If you’re buying a MacBook Air, which prioritizes mobile operation and portability, and you intend to edit video or perform demanding scientific calculations (tasks better managed by a MacBook Pro or a Mac Pro), you should definitely consider accepting Apple’s CPU upgrade option. On the other hand, if you’re purchasing an iMac (or any other Mac, for that matter) and intend to use it only as a client workstation for powering common Office applications such as Word and Excel, processing email, and surfing the internet, the standard configuration will work well.
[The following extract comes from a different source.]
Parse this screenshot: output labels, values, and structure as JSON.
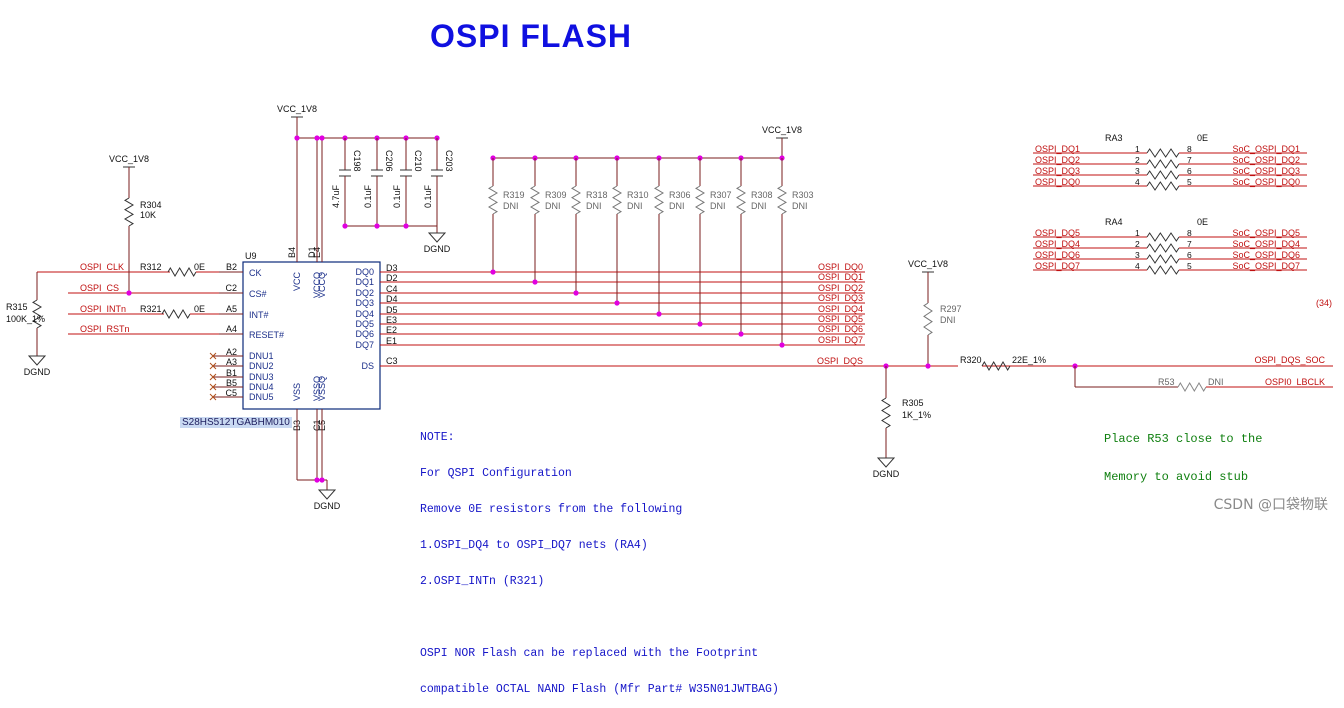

If CAD drawing, architecture, three-dimensional rendering, and similar demanding video tasks are common requirements, opt for a CPU upgrade. If audio and video creation, editing, and publishing are planned, opt for the CPU upgrade. In such cases, I also recommend buyers consider purchasing the memory upgrade, too.

Based on my experiences

As a technology consultant supporting hundreds of businesses over more than a decade, clients have almost never, if ever, complained of performance issues when they’ve accepted my recommendation to purchase the fastest CPU and most memory they can afford. The two meld together in an elegant, complex dance that speed performance and accelerate the everyday routine of starting and shutting down a system, opening and closing applications, and completing common edits and processes.